Overall, this study compared different clones of antibodies used in varied staining conditions and found that most of them indentified a population of CD4+CD25+Foxp3+ T cells. The staining conditions that yielded the most distinct population of putative Treg cells were achieved using the 259D/C7, PCH101, 236A/E7, and 206D antibodies. These antibodies yielded statistically higher levels of Foxp3 cells than 150D and 3G3 antibodies. Notably, the PCH101 clone from eBioscience revealed distinct populations of Treg cells but required analysis using gates set on “non-Treg” populations rather than isotype controls.

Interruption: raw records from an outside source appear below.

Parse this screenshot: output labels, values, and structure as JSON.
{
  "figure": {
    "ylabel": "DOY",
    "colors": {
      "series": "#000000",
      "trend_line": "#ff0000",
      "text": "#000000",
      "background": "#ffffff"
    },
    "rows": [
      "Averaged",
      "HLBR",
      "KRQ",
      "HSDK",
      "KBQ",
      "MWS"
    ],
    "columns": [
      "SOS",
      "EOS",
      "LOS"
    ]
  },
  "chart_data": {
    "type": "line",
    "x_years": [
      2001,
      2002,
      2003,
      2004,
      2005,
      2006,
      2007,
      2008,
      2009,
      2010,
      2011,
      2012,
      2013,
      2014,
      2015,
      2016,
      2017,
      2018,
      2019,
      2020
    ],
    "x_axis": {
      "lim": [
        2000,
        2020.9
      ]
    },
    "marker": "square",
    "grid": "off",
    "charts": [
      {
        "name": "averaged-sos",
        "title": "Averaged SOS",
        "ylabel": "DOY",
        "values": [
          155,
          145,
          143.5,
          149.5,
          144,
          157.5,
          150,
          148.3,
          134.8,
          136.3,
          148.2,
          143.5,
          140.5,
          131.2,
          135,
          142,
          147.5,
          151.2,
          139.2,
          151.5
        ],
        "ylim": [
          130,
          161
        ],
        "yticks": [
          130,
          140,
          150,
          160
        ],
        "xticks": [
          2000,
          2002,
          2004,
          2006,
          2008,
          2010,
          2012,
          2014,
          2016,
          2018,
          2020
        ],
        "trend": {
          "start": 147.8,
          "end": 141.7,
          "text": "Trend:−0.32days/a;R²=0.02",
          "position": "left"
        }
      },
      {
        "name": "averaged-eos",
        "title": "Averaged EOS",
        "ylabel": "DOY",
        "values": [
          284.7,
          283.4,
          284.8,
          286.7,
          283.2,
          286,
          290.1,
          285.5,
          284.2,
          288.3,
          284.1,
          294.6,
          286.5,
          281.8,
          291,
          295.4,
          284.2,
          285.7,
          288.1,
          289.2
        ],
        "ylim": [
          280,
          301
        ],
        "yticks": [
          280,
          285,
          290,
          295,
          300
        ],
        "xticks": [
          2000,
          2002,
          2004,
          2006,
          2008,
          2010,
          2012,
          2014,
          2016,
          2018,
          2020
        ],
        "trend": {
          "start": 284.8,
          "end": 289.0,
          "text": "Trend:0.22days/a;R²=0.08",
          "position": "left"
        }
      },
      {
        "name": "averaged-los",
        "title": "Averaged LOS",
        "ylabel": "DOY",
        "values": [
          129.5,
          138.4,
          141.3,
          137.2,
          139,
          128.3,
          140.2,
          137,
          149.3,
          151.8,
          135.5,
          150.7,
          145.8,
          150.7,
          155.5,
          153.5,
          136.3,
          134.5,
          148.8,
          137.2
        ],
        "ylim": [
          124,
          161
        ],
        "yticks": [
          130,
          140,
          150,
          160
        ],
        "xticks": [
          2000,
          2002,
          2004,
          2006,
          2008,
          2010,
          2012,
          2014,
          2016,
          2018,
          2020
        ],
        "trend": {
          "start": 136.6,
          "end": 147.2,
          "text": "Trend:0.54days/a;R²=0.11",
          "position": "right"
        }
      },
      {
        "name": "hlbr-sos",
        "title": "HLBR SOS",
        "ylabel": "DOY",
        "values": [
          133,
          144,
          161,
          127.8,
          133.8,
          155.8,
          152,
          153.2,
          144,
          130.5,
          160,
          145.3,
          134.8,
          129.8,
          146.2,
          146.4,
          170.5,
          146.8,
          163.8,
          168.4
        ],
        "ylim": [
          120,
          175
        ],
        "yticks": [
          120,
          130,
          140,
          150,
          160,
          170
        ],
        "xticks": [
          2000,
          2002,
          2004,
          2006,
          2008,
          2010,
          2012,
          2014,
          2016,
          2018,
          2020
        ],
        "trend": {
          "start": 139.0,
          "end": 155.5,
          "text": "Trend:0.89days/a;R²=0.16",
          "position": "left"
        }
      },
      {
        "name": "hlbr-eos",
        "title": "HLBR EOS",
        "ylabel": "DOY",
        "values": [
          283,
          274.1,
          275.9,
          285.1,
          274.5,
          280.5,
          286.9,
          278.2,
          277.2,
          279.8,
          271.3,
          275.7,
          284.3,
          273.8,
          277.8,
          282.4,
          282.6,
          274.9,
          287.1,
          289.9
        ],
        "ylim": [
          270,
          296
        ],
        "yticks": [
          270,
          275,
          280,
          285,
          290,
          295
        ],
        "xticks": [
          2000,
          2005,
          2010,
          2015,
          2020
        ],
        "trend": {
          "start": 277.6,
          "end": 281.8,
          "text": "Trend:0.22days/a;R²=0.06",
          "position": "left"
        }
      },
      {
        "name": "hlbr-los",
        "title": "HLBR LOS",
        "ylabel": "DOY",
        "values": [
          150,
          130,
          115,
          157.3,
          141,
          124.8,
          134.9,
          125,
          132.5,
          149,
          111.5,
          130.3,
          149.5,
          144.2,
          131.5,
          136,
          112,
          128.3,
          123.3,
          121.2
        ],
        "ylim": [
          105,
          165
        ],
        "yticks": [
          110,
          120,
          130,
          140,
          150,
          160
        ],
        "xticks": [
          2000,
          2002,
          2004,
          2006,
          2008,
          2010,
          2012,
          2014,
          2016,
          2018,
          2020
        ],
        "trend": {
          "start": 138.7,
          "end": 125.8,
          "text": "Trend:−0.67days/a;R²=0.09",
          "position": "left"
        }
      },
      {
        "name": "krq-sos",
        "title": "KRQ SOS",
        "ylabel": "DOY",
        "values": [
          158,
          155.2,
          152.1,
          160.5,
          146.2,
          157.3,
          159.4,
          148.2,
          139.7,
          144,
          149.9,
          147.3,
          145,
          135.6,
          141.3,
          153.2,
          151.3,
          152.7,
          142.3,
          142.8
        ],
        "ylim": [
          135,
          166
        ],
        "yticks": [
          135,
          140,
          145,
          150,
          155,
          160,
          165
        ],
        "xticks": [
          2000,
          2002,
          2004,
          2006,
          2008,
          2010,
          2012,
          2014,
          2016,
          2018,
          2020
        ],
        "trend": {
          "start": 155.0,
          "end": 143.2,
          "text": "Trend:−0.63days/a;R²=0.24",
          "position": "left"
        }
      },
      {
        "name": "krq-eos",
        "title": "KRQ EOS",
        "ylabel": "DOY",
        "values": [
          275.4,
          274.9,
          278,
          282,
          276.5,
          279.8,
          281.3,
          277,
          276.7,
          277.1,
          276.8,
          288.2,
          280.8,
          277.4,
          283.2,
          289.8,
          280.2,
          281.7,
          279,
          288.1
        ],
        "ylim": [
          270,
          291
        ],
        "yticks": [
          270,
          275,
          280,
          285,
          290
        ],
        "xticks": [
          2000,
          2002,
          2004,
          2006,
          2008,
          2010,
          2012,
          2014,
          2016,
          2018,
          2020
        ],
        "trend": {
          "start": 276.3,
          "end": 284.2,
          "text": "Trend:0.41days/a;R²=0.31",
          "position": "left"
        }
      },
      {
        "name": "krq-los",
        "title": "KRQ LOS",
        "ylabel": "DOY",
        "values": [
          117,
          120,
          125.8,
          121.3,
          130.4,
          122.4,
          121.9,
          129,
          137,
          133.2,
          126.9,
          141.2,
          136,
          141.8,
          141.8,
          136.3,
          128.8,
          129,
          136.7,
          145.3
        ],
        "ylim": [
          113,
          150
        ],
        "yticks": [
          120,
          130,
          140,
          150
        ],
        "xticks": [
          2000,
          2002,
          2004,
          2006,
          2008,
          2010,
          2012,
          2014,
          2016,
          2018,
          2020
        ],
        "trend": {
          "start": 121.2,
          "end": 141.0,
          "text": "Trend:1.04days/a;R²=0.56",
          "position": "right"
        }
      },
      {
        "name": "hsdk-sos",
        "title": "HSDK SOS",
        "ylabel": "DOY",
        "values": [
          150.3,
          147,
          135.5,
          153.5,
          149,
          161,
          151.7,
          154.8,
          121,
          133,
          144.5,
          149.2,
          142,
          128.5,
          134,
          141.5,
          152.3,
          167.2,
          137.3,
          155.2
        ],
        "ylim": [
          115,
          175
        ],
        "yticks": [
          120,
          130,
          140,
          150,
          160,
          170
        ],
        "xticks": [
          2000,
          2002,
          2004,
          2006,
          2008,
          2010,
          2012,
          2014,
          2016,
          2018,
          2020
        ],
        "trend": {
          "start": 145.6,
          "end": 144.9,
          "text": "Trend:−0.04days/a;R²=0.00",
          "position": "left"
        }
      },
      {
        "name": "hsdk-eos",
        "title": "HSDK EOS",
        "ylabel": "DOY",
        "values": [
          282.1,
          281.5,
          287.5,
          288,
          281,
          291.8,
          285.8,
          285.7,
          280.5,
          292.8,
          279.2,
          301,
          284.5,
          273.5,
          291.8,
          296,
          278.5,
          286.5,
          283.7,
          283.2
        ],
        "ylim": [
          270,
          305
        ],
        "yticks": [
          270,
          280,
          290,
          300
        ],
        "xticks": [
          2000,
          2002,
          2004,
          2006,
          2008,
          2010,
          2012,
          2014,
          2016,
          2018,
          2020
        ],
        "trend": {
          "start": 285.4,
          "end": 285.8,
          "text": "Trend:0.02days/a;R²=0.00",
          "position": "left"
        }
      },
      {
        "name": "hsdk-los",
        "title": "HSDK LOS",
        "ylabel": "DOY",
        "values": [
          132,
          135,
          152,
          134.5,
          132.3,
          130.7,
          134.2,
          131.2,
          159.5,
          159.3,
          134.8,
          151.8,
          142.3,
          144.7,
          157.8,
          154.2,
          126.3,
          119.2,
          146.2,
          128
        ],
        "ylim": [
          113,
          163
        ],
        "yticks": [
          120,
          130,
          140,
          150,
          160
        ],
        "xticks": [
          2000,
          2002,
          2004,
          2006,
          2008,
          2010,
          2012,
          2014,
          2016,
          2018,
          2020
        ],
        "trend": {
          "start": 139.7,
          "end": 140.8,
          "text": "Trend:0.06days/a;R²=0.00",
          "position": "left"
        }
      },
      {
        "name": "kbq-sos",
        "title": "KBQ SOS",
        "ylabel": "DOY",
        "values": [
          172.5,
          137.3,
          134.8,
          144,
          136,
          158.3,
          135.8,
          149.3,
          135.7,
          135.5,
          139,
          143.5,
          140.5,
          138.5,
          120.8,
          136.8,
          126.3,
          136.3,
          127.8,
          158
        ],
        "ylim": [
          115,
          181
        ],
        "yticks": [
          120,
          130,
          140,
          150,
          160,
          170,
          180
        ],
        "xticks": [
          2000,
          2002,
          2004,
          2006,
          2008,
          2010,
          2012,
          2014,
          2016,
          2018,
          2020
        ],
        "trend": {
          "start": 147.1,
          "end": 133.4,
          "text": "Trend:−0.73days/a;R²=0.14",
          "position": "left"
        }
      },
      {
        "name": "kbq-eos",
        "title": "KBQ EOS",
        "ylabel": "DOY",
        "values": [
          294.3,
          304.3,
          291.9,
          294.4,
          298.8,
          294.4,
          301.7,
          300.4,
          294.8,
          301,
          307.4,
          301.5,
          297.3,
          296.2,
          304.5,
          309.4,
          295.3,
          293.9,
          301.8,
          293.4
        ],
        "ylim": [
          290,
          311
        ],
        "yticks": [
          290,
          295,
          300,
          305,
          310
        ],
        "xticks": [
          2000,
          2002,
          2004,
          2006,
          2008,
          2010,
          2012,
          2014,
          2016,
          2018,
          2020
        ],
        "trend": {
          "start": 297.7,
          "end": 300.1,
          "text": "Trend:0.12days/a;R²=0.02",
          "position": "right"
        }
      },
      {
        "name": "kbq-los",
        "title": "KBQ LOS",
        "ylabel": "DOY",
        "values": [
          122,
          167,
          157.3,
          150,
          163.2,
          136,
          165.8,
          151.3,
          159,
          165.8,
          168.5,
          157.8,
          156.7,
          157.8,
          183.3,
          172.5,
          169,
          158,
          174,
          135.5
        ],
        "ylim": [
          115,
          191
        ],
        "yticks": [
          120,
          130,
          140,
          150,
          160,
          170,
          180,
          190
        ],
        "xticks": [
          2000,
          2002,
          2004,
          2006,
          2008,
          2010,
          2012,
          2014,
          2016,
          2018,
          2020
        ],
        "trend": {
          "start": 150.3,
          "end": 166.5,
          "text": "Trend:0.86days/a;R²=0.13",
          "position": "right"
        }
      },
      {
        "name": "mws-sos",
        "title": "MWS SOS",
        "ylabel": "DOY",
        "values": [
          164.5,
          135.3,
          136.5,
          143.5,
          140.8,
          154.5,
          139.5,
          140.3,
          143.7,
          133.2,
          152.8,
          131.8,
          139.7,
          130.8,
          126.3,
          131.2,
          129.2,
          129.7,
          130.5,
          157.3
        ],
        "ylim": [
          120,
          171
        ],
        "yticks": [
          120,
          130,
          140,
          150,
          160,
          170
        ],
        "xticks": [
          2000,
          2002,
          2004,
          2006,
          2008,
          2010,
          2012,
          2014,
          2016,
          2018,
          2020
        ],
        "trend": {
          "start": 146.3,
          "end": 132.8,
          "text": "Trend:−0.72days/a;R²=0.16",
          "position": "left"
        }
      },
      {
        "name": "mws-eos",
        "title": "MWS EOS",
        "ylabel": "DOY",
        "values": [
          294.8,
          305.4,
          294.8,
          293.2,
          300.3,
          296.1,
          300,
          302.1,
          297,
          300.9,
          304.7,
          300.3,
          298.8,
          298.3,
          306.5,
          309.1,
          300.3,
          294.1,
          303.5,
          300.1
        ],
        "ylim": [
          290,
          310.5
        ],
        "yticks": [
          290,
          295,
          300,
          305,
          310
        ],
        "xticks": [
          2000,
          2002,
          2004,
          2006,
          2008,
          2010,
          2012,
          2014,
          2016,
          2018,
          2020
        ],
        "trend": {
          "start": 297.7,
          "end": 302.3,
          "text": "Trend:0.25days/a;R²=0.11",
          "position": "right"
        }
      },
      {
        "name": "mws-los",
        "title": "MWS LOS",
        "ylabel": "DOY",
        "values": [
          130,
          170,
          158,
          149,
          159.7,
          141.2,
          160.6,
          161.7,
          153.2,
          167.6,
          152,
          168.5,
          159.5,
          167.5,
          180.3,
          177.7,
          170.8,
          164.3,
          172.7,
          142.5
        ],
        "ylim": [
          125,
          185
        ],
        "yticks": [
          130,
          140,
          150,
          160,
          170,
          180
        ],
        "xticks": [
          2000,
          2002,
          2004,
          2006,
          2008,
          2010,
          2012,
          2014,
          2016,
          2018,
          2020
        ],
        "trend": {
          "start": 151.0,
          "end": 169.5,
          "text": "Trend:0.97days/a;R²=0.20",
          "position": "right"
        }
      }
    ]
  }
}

Experiments using fresh versus frozen cells yielded slightly different Foxp3 staining, with clone PCH101 staining more Foxp3+ events within the CD25+Foxp3+ gate when used to stain frozen cells compared to fresh cells, while clone 3G3 showing the opposite trend. Better separation of the Foxp3+ versus Foxp3- populations was observed when fresh cells were used with the PCH101 clone and when frozen cells were used with the 259D/C7 clone. These observations raise the potential that the freeze/thawing process affects the epitope recognized by these clones. The choice of fluorochromes also influenced the quality of Foxp3 staining. Antibodies coupled to the Alexa647 or PE fluorochromes allowed clearer separation of Foxp3+ and Foxp3- populations compared to antibodies coupled to FITC or Alexa488. This study provides a useful starting point for the generation of Foxp3 staining panels for identification of Treg cells in human samples, highlighting the need to consider the antibody source, fluorochrome, and staining buffer to achieve optimal results.
This work was supported by NIH grant HL083388-01.